Very newbie question

I have been writing opengl code on windows for a year now, but windows implementation of opengl is 1.1 and it does not support the imaging subset. I would like to switch to linux… Will my code be portable to linux or will I have to use Mesa and rewrite my code???

Pretty much portable, unless you use stuff like wglGetProcAddress… I dont believe there’s anything like that in GLX.

Originally posted by sylphin:
[b]Pretty much portable, unless you use stuff like wglGetProcAddress… I dont believe there’s anything like that in GLX.

[/b]

glXGetProcAddressARB.

wglUseOutlineFont()

I sure wish glx had something like this! Bitmapped fonts just don’t cut it.

Chris

I want to use the glConvolution2D() function which is part of the new imaging subset, will it be available on linux implementation of OpenGL

Originally posted by chennes:
[b]wglUseOutlineFont()

I sure wish glx had something like this! Bitmapped fonts just don’t cut it.

Chris[/b]

glXUseXFont

glutStrokeCharacter

Originally posted by mathieu:
I want to use the glConvolution2D() function which is part of the new imaging subset, will it be available on linux implementation of OpenGL

glConvolutionFilter1DEXT
glConvolutionFilter2DEXT
etc etc.

Mesa does not implement the imaging subset but I think nvidia does. Linux is really cool and has several advantages but you propably find the same functions in Windows. Easier in linux since you do not have to get the addresses for 1.2 functions. The correct names would be

glConvolutionFilter1D
glConvolutionFilter2D
etc etc.

Mesa is just an option for implementations nvidia is replacing the whole OpenGL library so no part of Mesa is used.
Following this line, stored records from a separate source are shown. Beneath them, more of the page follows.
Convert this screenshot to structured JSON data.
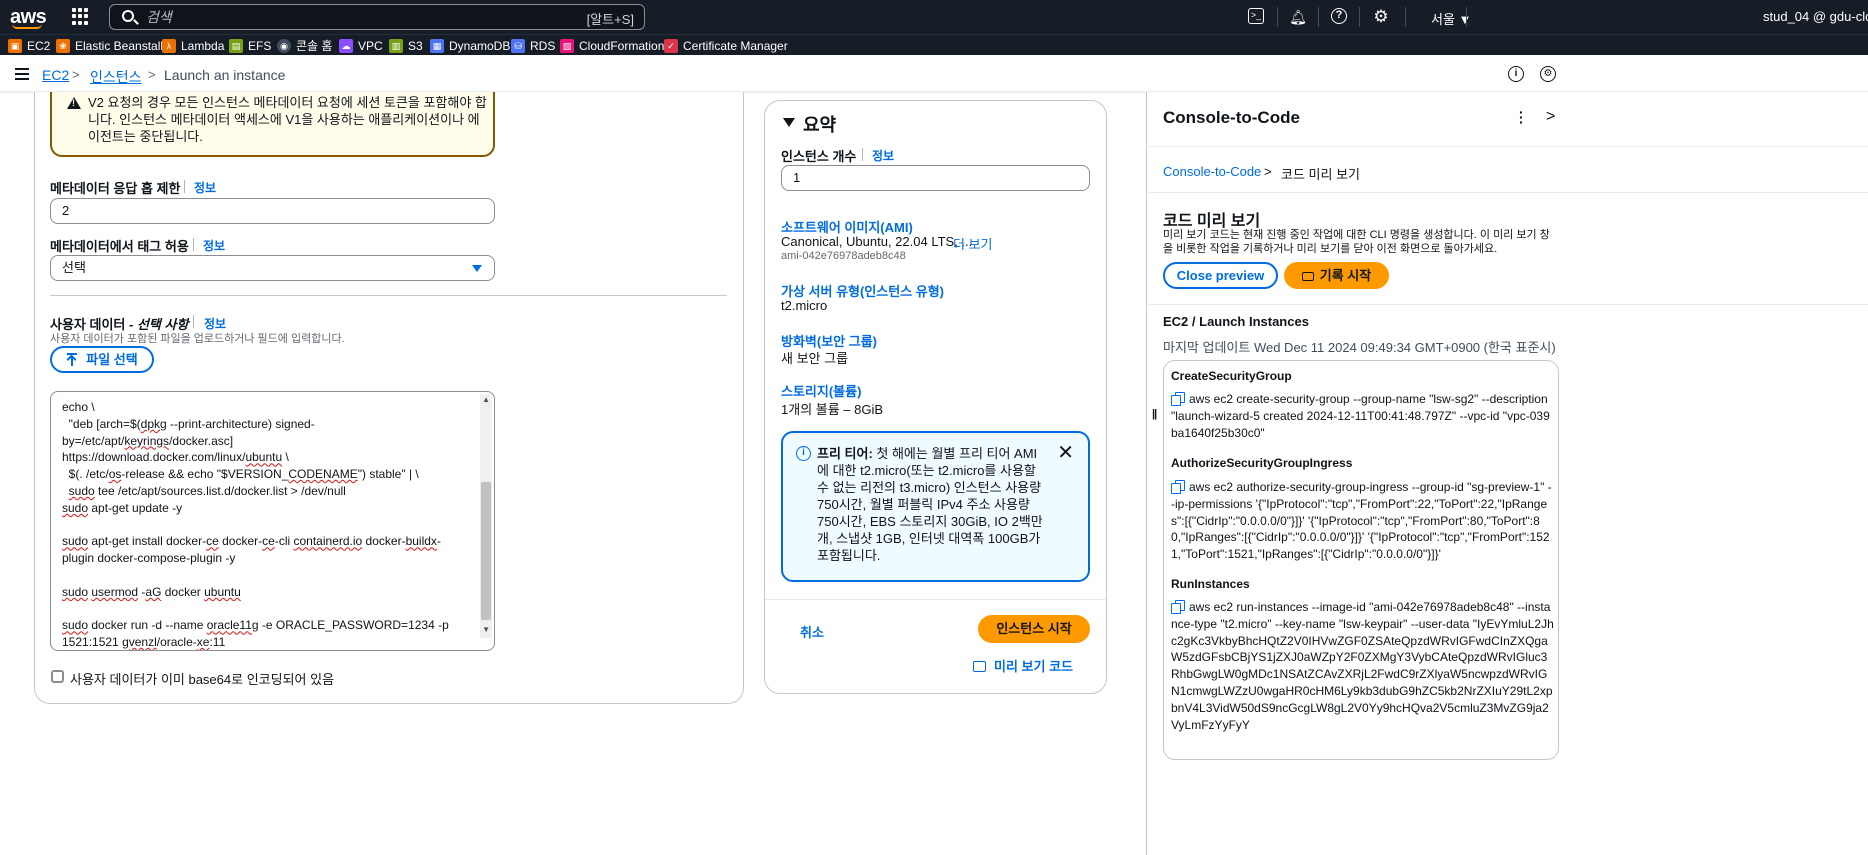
{
  "topnav": {
    "logo": "aws",
    "search_placeholder": "검색",
    "search_shortcut": "[알트+S]",
    "region": "서울 ▼",
    "account": "stud_04 @ gdu-clo",
    "icons": [
      "grid-icon",
      "cloudshell-icon",
      "bell-icon",
      "help-icon",
      "gear-icon"
    ]
  },
  "favorites": [
    {
      "label": "EC2",
      "color": "#ed7100"
    },
    {
      "label": "Elastic Beanstalk",
      "color": "#ed7100"
    },
    {
      "label": "Lambda",
      "color": "#ed7100"
    },
    {
      "label": "EFS",
      "color": "#7aa116"
    },
    {
      "label": "콘솔 홈",
      "color": "#414d5c"
    },
    {
      "label": "VPC",
      "color": "#8c4fff"
    },
    {
      "label": "S3",
      "color": "#7aa116"
    },
    {
      "label": "DynamoDB",
      "color": "#4d72f3"
    },
    {
      "label": "RDS",
      "color": "#4d72f3"
    },
    {
      "label": "CloudFormation",
      "color": "#e7157b"
    },
    {
      "label": "Certificate Manager",
      "color": "#dd344c"
    }
  ],
  "breadcrumb": {
    "ec2": "EC2",
    "instances": "인스턴스",
    "current": "Launch an instance"
  },
  "left": {
    "warning_text": "V2 요청의 경우 모든 인스턴스 메타데이터 요청에 세션 토큰을 포함해야 합니다. 인스턴스 메타데이터 액세스에 V1을 사용하는 애플리케이션이나 에이전트는 중단됩니다.",
    "hop_label": "메타데이터 응답 홉 제한",
    "hop_info": "정보",
    "hop_value": "2",
    "tag_label": "메타데이터에서 태그 허용",
    "tag_info": "정보",
    "tag_select": "선택",
    "userdata_label": "사용자 데이터 -",
    "userdata_optional": "선택 사항",
    "userdata_info": "정보",
    "userdata_desc": "사용자 데이터가 포함된 파일을 업로드하거나 필드에 입력합니다.",
    "file_button": "파일 선택",
    "base64_label": "사용자 데이터가 이미 base64로 인코딩되어 있음"
  },
  "summary": {
    "title": "요약",
    "count_label": "인스턴스 개수",
    "count_info": "정보",
    "count_value": "1",
    "ami_label": "소프트웨어 이미지(AMI)",
    "ami_value": "Canonical, Ubuntu, 22.04 LTS, ...",
    "ami_more": "더 보기",
    "ami_id": "ami-042e76978adeb8c48",
    "type_label": "가상 서버 유형(인스턴스 유형)",
    "type_value": "t2.micro",
    "fw_label": "방화벽(보안 그룹)",
    "fw_value": "새 보안 그룹",
    "storage_label": "스토리지(볼륨)",
    "storage_value": "1개의 볼륨 – 8GiB",
    "free_tier_bold": "프리 티어:",
    "free_tier_text": " 첫 해에는 월별 프리 티어 AMI에 대한 t2.micro(또는 t2.micro를 사용할 수 없는 리전의 t3.micro) 인스턴스 사용량 750시간, 월별 퍼블릭 IPv4 주소 사용량 750시간, EBS 스토리지 30GiB, IO 2백만 개, 스냅샷 1GB, 인터넷 대역폭 100GB가 포함됩니다.",
    "cancel": "취소",
    "launch": "인스턴스 시작",
    "preview_code": "미리 보기 코드"
  },
  "c2c": {
    "title": "Console-to-Code",
    "crumb_link": "Console-to-Code",
    "crumb_current": "코드 미리 보기",
    "heading": "코드 미리 보기",
    "desc": "미리 보기 코드는 현재 진행 중인 작업에 대한 CLI 명령을 생성합니다. 이 미리 보기 창을 비롯한 작업을 기록하거나 미리 보기를 닫아 이전 화면으로 돌아가세요.",
    "close_preview": "Close preview",
    "record": "기록 시작",
    "section": "EC2 / Launch Instances",
    "updated": "마지막 업데이트 Wed Dec 11 2024 09:49:34 GMT+0900 (한국 표준시)",
    "commands": [
      {
        "title": "CreateSecurityGroup",
        "code": "aws ec2 create-security-group --group-name \"lsw-sg2\" --description \"launch-wizard-5 created 2024-12-11T00:41:48.797Z\" --vpc-id \"vpc-039ba1640f25b30c0\""
      },
      {
        "title": "AuthorizeSecurityGroupIngress",
        "code": "aws ec2 authorize-security-group-ingress --group-id \"sg-preview-1\" --ip-permissions '{\"IpProtocol\":\"tcp\",\"FromPort\":22,\"ToPort\":22,\"IpRanges\":[{\"CidrIp\":\"0.0.0.0/0\"}]}' '{\"IpProtocol\":\"tcp\",\"FromPort\":80,\"ToPort\":80,\"IpRanges\":[{\"CidrIp\":\"0.0.0.0/0\"}]}' '{\"IpProtocol\":\"tcp\",\"FromPort\":1521,\"ToPort\":1521,\"IpRanges\":[{\"CidrIp\":\"0.0.0.0/0\"}]}'"
      },
      {
        "title": "RunInstances",
        "code": "aws ec2 run-instances --image-id \"ami-042e76978adeb8c48\" --instance-type \"t2.micro\" --key-name \"lsw-keypair\" --user-data \"IyEvYmluL2Jhc2gKc3VkbyBhcHQtZ2V0IHVwZGF0ZSAteQpzdWRvIGFwdCInZXQgaW5zdGFsbCBjYS1jZXJ0aWZpY2F0ZXMgY3VybCAteQpzdWRvIGluc3RhbGwgLW0gMDc1NSAtZCAvZXRjL2FwdC9rZXlyaW5ncwpzdWRvIGN1cmwgLWZzU0wgaHR0cHM6Ly9kb3dubG9hZC5kb2NrZXIuY29tL2xpbnV4L3VidW50dS9ncGcgLW8gL2V0Yy9hcHQva2V5cmluZ3MvZG9ja2VyLmFzYyFyY"
      }
    ]
  }
}
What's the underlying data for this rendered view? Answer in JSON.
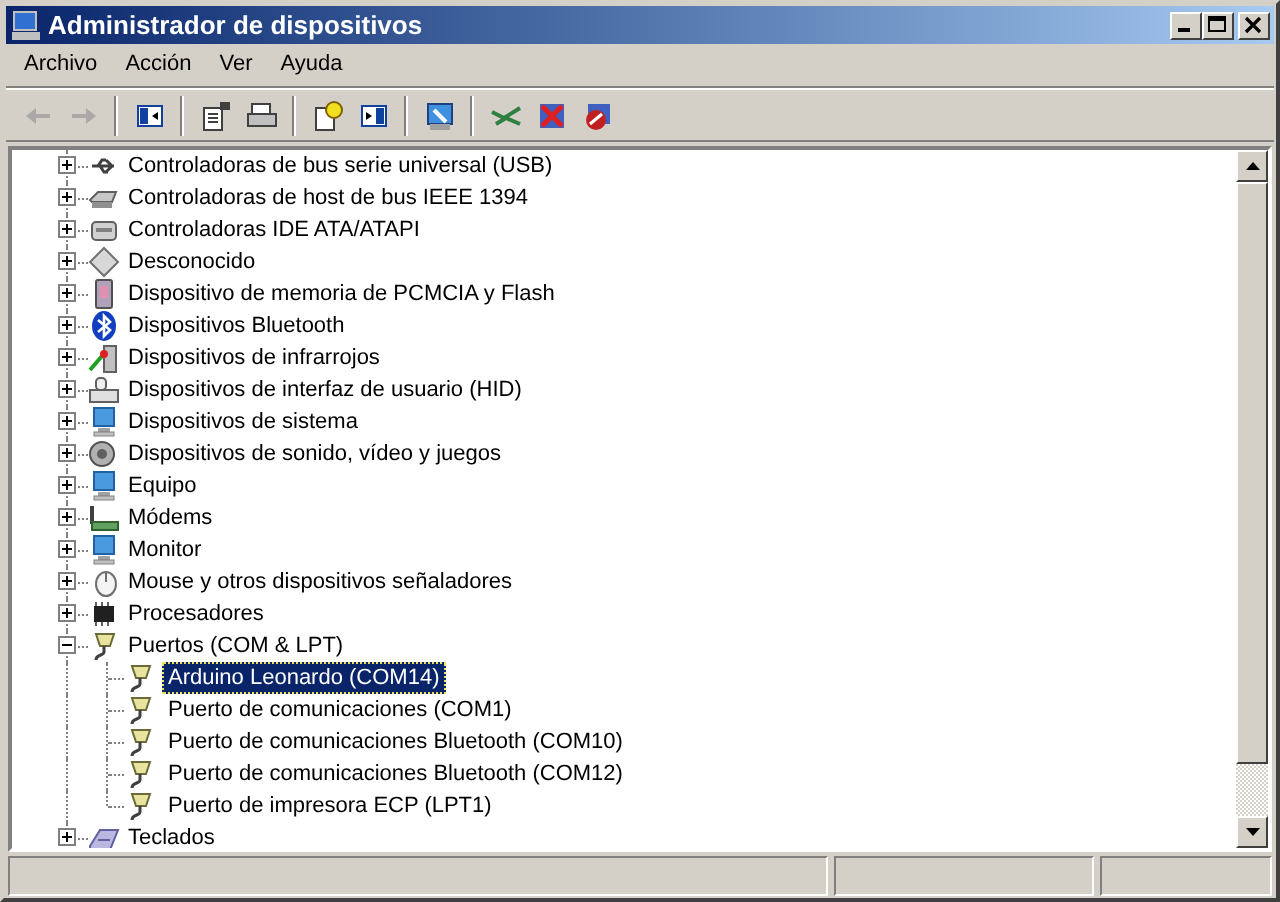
{
  "window": {
    "title": "Administrador de dispositivos"
  },
  "menu": [
    {
      "label": "Archivo"
    },
    {
      "label": "Acción"
    },
    {
      "label": "Ver"
    },
    {
      "label": "Ayuda"
    }
  ],
  "toolbar_groups": [
    [
      {
        "disabled": true
      },
      {
        "disabled": true
      }
    ],
    [
      {
        "disabled": false
      }
    ],
    [
      {
        "disabled": false
      },
      {
        "disabled": false
      }
    ],
    [
      {
        "disabled": false
      },
      {
        "disabled": false
      }
    ],
    [
      {
        "disabled": false
      }
    ],
    [
      {
        "disabled": false
      },
      {
        "disabled": false
      },
      {
        "disabled": false
      }
    ]
  ],
  "tree": [
    {
      "label": "Controladoras de bus serie universal (USB)",
      "expanded": false
    },
    {
      "label": "Controladoras de host de bus IEEE 1394",
      "expanded": false
    },
    {
      "label": "Controladoras IDE ATA/ATAPI",
      "expanded": false
    },
    {
      "label": "Desconocido",
      "expanded": false
    },
    {
      "label": "Dispositivo de memoria de PCMCIA y Flash",
      "expanded": false
    },
    {
      "label": "Dispositivos Bluetooth",
      "expanded": false
    },
    {
      "label": "Dispositivos de infrarrojos",
      "expanded": false
    },
    {
      "label": "Dispositivos de interfaz de usuario (HID)",
      "expanded": false
    },
    {
      "label": "Dispositivos de sistema",
      "expanded": false
    },
    {
      "label": "Dispositivos de sonido, vídeo y juegos",
      "expanded": false
    },
    {
      "label": "Equipo",
      "expanded": false
    },
    {
      "label": "Módems",
      "expanded": false
    },
    {
      "label": "Monitor",
      "expanded": false
    },
    {
      "label": "Mouse y otros dispositivos señaladores",
      "expanded": false
    },
    {
      "label": "Procesadores",
      "expanded": false
    },
    {
      "label": "Puertos (COM & LPT)",
      "expanded": true,
      "children": [
        {
          "label": "Arduino Leonardo (COM14)",
          "selected": true
        },
        {
          "label": "Puerto de comunicaciones (COM1)",
          "selected": false
        },
        {
          "label": "Puerto de comunicaciones Bluetooth (COM10)",
          "selected": false
        },
        {
          "label": "Puerto de comunicaciones Bluetooth (COM12)",
          "selected": false
        },
        {
          "label": "Puerto de impresora ECP (LPT1)",
          "selected": false
        }
      ]
    },
    {
      "label": "Teclados",
      "expanded": false
    }
  ]
}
The availability of the imaging operations on windows and Linux depends on the particular OpenGL implementation you are using. If you really need this there are cards which have support for what you’re after. It’s not a function of windows, it’s all in the OpenGL drivers & graphics cards. It won’t be in the vanilla header file ofcourse but you can get headers which include the IHV supported extensions & tokens.

Same on Linux and windows, gl.h is not going to include card specific extensions and token definitions unless you use the one supplied by the IHV.